Binâenaleyh (nitekim)
Âdem (İnsan),
rûhu ve aklı ve nefsi ve cesedi (madde
bedeni) haysiyyetinden (bakımından), bu mir’ât-ı
âlemin (ayna
olan âleminin) ayn-ı cilâsı (cilası
kendi) oldu. Zîrâ, Âdem’in rûhu (İnsanın
rûhu), âlem-i ervâhın (rûhlar âleminin) ve aklı, âlem-i
ukulün (âlemlerin
aklı) ve nefsi, âlem-i nüfûsun (âlemlerin
nefsi) ve cesedi, âlem-i ecsâdın cilâsıdır
(âlemin cesedinin cilasıdır).
Ve Âdem (İnsan),
tâmmü’l-hilka (mükemmel
yaradılışta) bir cesed olan âlemin (evrenin) rûhu oldu. Zîrâ, Hak Teâlâ
Hazretleri âlem-i ruhâniyyâta (rûhlar
âlemine) Âdem’in (İnsanın) rûhu ile ve âlem-i
ukule (evrenin
aklına) onun aklı ile ve âlem-i nüfûsa (evrenin
nefsine) onun nefsi ile ve âlem-i ecsâda (evrenin
cesedine) onun cesedi ile imdâd (yardım)
eder. Binâenaleyh (nitekim),
Âdem (İnsan)
bu cesed-i müsevvânın (son
şeklini almış olan evrenin) rûhu olmuş olur. Ve işte Âdem’in
(İnsanın) en
sonra halk buyrulmasının (yaratılmasının)
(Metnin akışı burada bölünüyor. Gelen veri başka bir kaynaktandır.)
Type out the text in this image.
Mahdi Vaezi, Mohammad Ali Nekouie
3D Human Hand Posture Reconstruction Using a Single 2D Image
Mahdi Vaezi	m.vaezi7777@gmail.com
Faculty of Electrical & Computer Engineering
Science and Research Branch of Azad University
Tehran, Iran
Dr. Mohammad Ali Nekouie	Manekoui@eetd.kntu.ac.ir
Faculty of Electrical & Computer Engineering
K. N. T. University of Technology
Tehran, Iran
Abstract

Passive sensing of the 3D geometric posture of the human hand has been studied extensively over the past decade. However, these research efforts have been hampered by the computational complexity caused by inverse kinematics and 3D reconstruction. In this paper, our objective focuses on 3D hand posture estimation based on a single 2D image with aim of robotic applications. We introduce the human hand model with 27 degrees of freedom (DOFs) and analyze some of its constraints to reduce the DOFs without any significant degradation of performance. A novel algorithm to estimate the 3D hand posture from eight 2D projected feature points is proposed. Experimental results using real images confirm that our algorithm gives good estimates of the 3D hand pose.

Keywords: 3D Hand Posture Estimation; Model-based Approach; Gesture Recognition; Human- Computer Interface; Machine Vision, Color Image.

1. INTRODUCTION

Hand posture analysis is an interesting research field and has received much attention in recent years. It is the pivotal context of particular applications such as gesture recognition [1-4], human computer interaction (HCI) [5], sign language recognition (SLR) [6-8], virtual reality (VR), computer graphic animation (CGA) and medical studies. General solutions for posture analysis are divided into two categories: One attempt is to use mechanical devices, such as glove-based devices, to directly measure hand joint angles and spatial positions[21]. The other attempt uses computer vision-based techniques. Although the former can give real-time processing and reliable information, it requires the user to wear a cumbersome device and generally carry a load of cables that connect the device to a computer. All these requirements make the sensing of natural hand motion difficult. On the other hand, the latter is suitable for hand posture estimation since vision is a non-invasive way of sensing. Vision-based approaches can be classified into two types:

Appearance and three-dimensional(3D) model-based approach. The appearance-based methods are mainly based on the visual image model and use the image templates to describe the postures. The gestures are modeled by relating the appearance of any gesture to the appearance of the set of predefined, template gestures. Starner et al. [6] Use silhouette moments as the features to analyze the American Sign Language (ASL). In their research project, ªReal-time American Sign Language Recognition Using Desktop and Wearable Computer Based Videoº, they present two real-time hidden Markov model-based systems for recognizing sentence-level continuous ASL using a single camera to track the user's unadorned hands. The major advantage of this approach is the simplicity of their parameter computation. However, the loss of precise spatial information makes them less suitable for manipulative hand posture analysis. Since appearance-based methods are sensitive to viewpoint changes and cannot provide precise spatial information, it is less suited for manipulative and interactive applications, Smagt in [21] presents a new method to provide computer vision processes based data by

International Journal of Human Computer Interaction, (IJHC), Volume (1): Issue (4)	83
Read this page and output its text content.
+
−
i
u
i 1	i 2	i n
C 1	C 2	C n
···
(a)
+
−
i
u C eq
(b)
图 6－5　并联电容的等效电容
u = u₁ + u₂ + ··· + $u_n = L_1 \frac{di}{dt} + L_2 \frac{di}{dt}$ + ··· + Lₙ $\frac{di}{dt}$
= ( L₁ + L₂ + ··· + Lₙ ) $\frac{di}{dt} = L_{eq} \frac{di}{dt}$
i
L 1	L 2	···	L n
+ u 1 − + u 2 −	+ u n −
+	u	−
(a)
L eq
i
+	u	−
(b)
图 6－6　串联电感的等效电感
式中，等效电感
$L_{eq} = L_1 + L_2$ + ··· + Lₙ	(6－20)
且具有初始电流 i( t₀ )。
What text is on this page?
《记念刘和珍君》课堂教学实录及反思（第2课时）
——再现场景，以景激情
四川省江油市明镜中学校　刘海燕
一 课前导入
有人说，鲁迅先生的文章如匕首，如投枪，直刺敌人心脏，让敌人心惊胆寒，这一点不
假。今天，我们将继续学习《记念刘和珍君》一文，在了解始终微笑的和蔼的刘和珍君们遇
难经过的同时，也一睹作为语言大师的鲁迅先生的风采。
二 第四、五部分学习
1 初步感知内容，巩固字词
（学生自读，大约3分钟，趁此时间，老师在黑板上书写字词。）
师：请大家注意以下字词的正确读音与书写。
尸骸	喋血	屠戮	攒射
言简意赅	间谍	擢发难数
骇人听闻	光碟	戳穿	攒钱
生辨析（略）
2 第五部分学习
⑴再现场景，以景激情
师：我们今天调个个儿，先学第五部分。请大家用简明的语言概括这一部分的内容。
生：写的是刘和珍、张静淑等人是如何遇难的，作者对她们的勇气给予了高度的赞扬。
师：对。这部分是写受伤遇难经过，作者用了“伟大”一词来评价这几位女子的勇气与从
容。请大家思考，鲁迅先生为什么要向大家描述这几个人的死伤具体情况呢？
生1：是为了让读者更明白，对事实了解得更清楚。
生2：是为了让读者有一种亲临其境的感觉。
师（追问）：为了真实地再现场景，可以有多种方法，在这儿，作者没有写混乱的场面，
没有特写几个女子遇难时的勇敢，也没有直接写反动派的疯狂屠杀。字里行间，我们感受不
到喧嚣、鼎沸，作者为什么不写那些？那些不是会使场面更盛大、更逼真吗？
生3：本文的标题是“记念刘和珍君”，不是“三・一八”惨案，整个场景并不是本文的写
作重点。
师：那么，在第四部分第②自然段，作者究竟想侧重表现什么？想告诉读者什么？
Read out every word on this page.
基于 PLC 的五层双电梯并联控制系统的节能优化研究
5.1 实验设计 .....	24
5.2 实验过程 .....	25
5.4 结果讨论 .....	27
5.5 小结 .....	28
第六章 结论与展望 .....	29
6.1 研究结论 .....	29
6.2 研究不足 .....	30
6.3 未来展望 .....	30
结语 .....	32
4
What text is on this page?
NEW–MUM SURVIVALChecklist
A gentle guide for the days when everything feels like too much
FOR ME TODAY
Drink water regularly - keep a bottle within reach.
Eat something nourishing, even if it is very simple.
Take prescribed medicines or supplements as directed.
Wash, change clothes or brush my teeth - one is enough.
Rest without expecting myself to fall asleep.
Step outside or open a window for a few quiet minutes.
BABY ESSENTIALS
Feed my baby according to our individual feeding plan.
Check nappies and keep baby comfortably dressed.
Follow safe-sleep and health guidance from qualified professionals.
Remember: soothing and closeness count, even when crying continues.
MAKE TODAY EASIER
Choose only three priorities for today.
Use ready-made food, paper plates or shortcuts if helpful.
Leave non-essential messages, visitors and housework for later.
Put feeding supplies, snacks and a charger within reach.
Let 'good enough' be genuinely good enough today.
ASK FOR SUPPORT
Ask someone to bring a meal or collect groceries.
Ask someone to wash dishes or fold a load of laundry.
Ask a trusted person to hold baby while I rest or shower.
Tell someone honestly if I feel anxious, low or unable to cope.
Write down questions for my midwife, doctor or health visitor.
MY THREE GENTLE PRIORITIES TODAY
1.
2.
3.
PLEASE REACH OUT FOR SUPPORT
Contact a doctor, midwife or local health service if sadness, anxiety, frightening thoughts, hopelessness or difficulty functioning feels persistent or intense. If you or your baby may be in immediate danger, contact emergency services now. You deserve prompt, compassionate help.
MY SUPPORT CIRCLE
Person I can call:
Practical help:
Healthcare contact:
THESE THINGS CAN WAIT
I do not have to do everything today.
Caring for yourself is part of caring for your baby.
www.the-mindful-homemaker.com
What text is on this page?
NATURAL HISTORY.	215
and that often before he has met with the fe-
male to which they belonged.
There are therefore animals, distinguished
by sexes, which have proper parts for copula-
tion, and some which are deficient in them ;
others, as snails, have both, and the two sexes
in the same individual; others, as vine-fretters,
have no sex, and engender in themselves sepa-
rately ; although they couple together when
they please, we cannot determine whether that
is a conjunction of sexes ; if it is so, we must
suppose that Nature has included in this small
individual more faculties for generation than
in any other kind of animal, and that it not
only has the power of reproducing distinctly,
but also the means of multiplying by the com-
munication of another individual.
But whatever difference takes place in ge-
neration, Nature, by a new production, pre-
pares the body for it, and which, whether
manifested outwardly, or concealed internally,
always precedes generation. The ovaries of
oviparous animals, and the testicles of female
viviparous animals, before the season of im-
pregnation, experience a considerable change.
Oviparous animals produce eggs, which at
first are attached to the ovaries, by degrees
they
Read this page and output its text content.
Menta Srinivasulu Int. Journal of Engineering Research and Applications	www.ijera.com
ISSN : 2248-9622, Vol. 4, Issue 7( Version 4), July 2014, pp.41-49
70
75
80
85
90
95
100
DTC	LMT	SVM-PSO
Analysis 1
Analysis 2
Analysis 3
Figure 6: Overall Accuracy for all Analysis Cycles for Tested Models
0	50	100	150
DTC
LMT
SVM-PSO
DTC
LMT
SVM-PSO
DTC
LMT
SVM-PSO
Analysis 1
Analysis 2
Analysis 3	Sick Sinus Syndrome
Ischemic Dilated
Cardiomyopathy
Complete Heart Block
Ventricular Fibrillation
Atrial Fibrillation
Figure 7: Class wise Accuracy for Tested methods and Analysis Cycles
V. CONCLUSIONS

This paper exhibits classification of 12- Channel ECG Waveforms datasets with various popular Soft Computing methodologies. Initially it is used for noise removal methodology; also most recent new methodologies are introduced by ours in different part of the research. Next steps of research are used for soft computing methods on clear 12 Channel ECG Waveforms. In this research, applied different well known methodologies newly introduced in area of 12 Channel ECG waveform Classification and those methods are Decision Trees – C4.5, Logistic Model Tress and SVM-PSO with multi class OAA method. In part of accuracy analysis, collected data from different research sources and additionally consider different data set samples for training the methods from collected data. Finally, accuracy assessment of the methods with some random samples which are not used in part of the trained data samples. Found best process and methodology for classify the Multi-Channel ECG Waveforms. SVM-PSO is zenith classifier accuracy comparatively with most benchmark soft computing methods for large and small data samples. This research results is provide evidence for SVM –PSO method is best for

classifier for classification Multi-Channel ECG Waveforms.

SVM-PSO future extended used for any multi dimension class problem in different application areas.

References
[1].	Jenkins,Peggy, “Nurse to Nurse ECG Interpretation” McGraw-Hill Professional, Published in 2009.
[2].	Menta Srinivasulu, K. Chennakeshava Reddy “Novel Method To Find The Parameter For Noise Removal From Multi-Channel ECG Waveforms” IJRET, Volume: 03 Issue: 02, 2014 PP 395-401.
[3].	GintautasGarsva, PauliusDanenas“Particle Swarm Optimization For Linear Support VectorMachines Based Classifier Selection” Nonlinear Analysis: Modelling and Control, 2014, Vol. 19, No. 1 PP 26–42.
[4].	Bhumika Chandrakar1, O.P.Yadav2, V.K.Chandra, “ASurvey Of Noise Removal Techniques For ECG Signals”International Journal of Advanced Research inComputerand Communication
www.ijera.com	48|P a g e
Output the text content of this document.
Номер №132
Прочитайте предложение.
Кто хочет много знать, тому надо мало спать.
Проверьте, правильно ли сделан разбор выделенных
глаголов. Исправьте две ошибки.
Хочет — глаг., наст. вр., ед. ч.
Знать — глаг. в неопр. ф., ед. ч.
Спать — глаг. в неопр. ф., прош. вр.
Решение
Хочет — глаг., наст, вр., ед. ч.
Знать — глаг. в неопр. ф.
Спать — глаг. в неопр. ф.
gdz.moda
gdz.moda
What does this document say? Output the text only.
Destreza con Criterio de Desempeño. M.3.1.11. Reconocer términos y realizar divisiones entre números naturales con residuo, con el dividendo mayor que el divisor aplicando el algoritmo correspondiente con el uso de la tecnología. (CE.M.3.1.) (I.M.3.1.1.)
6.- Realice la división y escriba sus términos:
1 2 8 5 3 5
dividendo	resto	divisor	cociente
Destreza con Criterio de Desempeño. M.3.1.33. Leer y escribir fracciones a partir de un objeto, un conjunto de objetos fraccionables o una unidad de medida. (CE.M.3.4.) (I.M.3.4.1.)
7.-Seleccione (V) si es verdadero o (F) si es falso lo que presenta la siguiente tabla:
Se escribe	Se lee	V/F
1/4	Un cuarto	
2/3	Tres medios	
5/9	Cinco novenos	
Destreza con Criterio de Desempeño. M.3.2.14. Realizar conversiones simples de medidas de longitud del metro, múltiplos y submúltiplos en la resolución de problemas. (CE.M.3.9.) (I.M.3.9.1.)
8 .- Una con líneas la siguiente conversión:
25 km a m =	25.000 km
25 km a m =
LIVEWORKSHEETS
sebebi ve hikmeti budur. İmdi kemâl-i celâ (kemâl
bulan tecelliler, varlıklar) ve isticlâ (Hakk’ın meydana çıkması) Âdem’in
(İnsanın) vücûdu
ile olunca sen istersen dersin ki:
“Zât-ı Mutlak kabil-i ta’dâd (saymak
imkânı) olmayan Esmâ-i Hüsnâ’sı haysiyyetinden (esması
bakımından) Zât-ı Sırf’ı haysiyyetinden (Zât’ı bakımından) değil, zîrâ
Zât’ı cihetinden (yönünden)
tecellî (meydana
gelme) vâkı’ olmaz (gerçekleşmez), ba’de’l-adem (yokluktan
sonra) vücûd ile muttasıf (vasıflanmış)
olduğu için, emr-i İlâhîyi (Hakk’ı)
hasr eden (kısıtlayan)
kevn-i câmi’de (her
şeyi kendinde toplayanda, evrende) kendi
“ayn”ını (kendisini)
görmekliği ve onunla kendi sırrı kendine zâhir (açılmış)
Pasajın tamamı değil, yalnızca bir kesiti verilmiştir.